Итак, несколько слов об этом самом времени. Если образ вписан в план исторического, то речь, скорее всего, идет о следе. Это понять нетрудно, поскольку образ, в отличие от изображения, не сводится к набору визуальных знаков. Если угодно, образ — это другое самого изображения. Образ — условие его проявления при определенных обстоятельствах. Под проявлением мы имеем в виду двойную процедуру: с одной стороны, образ позволяет состояться фигуре, а с другой — сама фигура появляется тогда, когда в ней узнает себя некая общность. Фигура в этом случае имеет неустойчивый контур — она продолжает колебаться между видимым и невидимым; но и общность — это не коллектив в институциональном смысле слова. Можно говорить об узнавании, о событии узнавания, которое проявляет, но только отчасти — речь идет о предсемантическом узнавании общности, которая может и не быть полноправным историческим субъектом. Вернее, которая еще не объективирована в известные нам социальные формы и уклоняется от таковых — в силу ли краткосрочности самой своей жизни или размытости свойственных ей очертаний. Признаком подобной общности могут быть всего лишь разделяемые «структуры чувства»[196], по которым ее невозможно «достроить» до необходимой традиционному анализу общественных форм полноты. Узнавание, стало быть, действует как вспышка: в ее свете впервые проступает общность, оставляющая свой неверный отпечаток.
Выше мы говорили о том, что образы изначально множественны. А теперь скажем больше: они априорно социальны. Они социальны в том смысле, что постулируют связанность тех, кого сами же и проявляют. Если вообще допустимо говорить о субъекте образа, то всякий раз это общность. Коллективы чувствующие, грезящие, те, что замешаны на образах. Что замешаны в этих самых образах. Это род связности, который ускользает от анализа, и вместе с тем подобная связность является основополагающей. (Но не в смысле опоры на некое основание, как оговорился бы Нанси.) Без этой связности мы не можем помыслить себе ни жизнь в постиндустриальную эпоху, ни власть «общества зрелища», ни тем более свободу от него. Более того, только сейчас мы приходим к такому осознанию.

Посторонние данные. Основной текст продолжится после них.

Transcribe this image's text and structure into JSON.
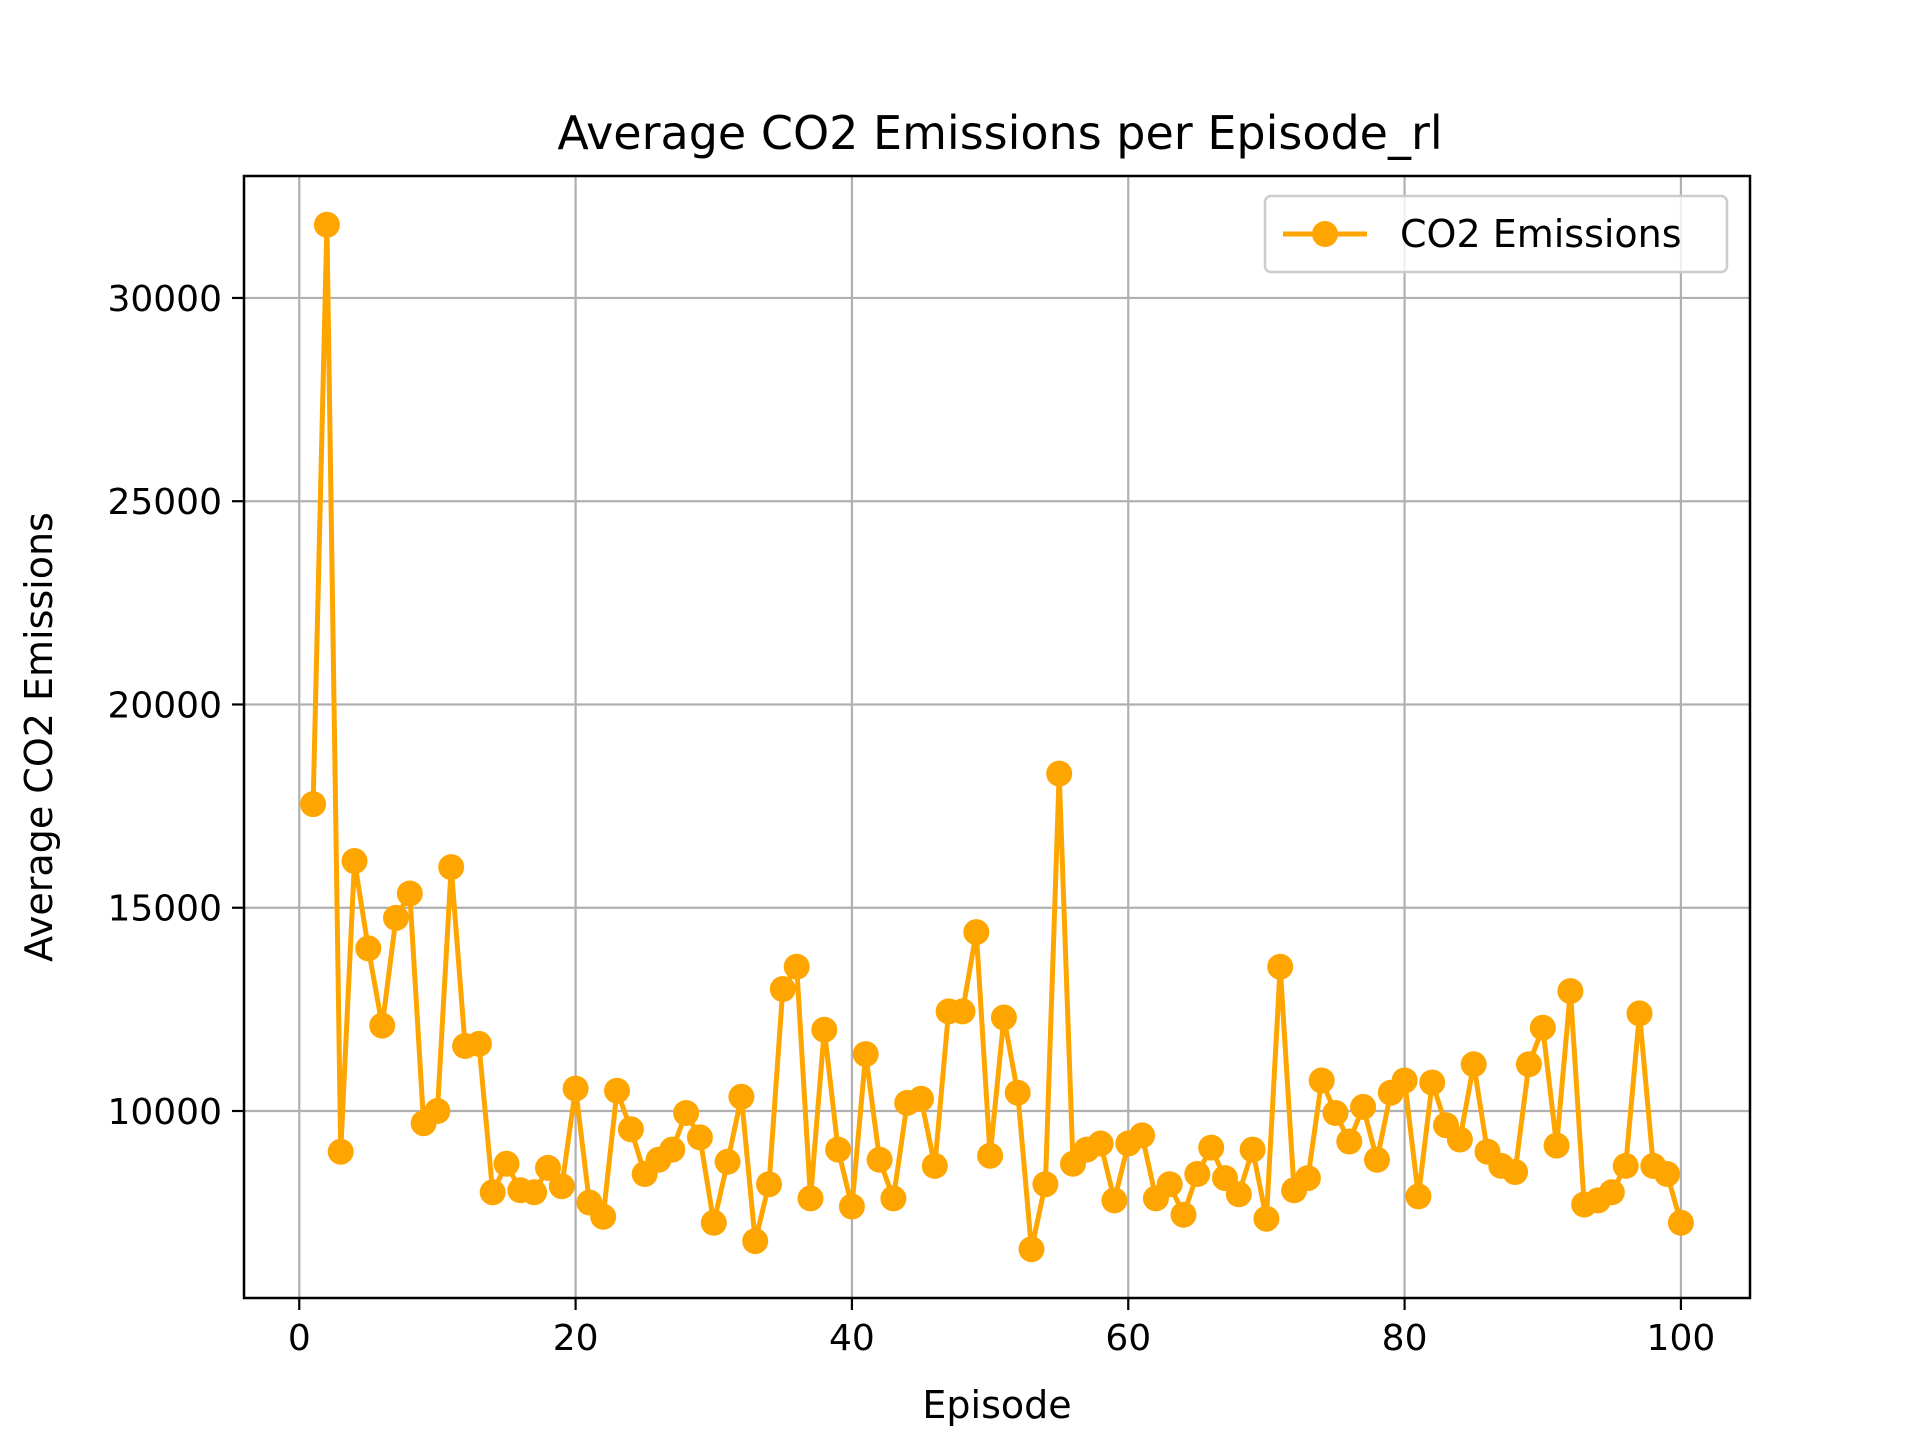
{
  "chart_data": {
    "type": "line",
    "title": "Average CO2 Emissions per Episode_rl",
    "xlabel": "Episode",
    "ylabel": "Average CO2 Emissions",
    "xlim": [
      -4,
      105
    ],
    "ylim": [
      5400,
      33000
    ],
    "xticks": [
      0,
      20,
      40,
      60,
      80,
      100
    ],
    "yticks": [
      10000,
      15000,
      20000,
      25000,
      30000
    ],
    "grid": true,
    "legend_position": "top-right",
    "color": "#FFA500",
    "series": [
      {
        "name": "CO2 Emissions",
        "x": [
          1,
          2,
          3,
          4,
          5,
          6,
          7,
          8,
          9,
          10,
          11,
          12,
          13,
          14,
          15,
          16,
          17,
          18,
          19,
          20,
          21,
          22,
          23,
          24,
          25,
          26,
          27,
          28,
          29,
          30,
          31,
          32,
          33,
          34,
          35,
          36,
          37,
          38,
          39,
          40,
          41,
          42,
          43,
          44,
          45,
          46,
          47,
          48,
          49,
          50,
          51,
          52,
          53,
          54,
          55,
          56,
          57,
          58,
          59,
          60,
          61,
          62,
          63,
          64,
          65,
          66,
          67,
          68,
          69,
          70,
          71,
          72,
          73,
          74,
          75,
          76,
          77,
          78,
          79,
          80,
          81,
          82,
          83,
          84,
          85,
          86,
          87,
          88,
          89,
          90,
          91,
          92,
          93,
          94,
          95,
          96,
          97,
          98,
          99,
          100
        ],
        "values": [
          17550,
          31800,
          9000,
          16150,
          14000,
          12100,
          14750,
          15350,
          9700,
          10000,
          16000,
          11600,
          11650,
          8000,
          8700,
          8050,
          8000,
          8600,
          8150,
          10550,
          7750,
          7400,
          10500,
          9550,
          8450,
          8800,
          9050,
          9950,
          9350,
          7250,
          8750,
          10350,
          6800,
          8200,
          13000,
          13550,
          7850,
          12000,
          9050,
          7650,
          11400,
          8800,
          7850,
          10200,
          10300,
          8650,
          12450,
          12450,
          14400,
          8900,
          12300,
          10450,
          6600,
          8200,
          18300,
          8700,
          9050,
          9200,
          7800,
          9200,
          9400,
          7850,
          8200,
          7450,
          8450,
          9100,
          8350,
          7950,
          9050,
          7350,
          13550,
          8050,
          8350,
          10750,
          9950,
          9250,
          10100,
          8800,
          10450,
          10750,
          7900,
          10700,
          9650,
          9300,
          11150,
          9000,
          8650,
          8500,
          11150,
          12050,
          9150,
          12950,
          7700,
          7800,
          8000,
          8650,
          12400,
          8650,
          8450,
          7250
        ]
      }
    ]
  }
}
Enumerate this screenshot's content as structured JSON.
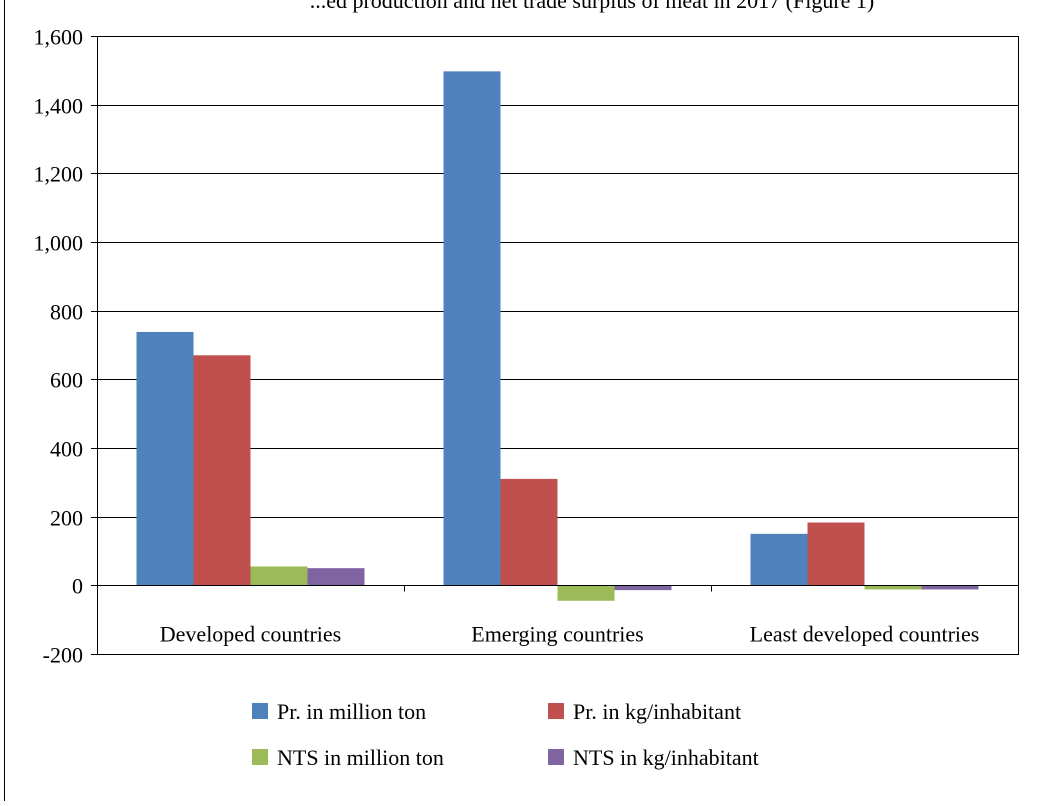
{
  "chart_data": {
    "type": "bar",
    "title": "...ed production and net trade surplus of meat in 2017 (Figure 1)",
    "xlabel": "",
    "ylabel": "",
    "categories": [
      "Developed countries",
      "Emerging countries",
      "Least developed countries"
    ],
    "series": [
      {
        "name": "Pr. in million ton",
        "color": "#4F81BD",
        "values": [
          738,
          1497,
          150
        ]
      },
      {
        "name": "Pr. in kg/inhabitant",
        "color": "#C0504D",
        "values": [
          670,
          310,
          183
        ]
      },
      {
        "name": "NTS in million ton",
        "color": "#9BBB59",
        "values": [
          55,
          -45,
          -12
        ]
      },
      {
        "name": "NTS in kg/inhabitant",
        "color": "#8064A2",
        "values": [
          50,
          -14,
          -12
        ]
      }
    ],
    "ylim": [
      -200,
      1600
    ],
    "yticks": [
      -200,
      0,
      200,
      400,
      600,
      800,
      1000,
      1200,
      1400,
      1600
    ],
    "ytick_labels": [
      "-200",
      "0",
      "200",
      "400",
      "600",
      "800",
      "1,000",
      "1,200",
      "1,400",
      "1,600"
    ],
    "grid": true,
    "legend_position": "bottom"
  }
}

Если бы нам пришлось определять задачу для исследований визуального, мы могли бы ограничиться следующей короткой формулой: необходимо изучать «образ — историю — аффект» в их открытости тому, что мы небезосновательно считаем нашим временем. Может быть, именно такая констелляция и делает образ — а вместе с ним невидимое — значимым для нас. Ведь перечисленные категории уравнены хотя бы в том, что не замыкают пространства значений: образ как другое самого изображения, а значит, несовпадение последнего с самим собой; история как пристанище аффективной жизни сообществ. Есть целые поколения, чьим уделом по разным причинам стало забвение. Как вызволить их из навязанного им небытия, из на этот раз зловещей анонимности? Как можно помнить не помня? Оказывается, сами забытые поколения возвращают эту память в виде следов. Только это не следы наподобие археологических раскопок, не случайно уцелевшие фрагменты материальной жизни. Это образы: они настигают нас из прошлого, они дарят память о том, чего мы никогда не знали. Дарят нам себя. Здесь нет ничего загадочного или мистического. Образ проявляется сполна тогда, когда прежние поколения возрождаются благодаря аффективной жизни ныне существующих сообществ. Повторим и подчеркнем: образ — это встреча.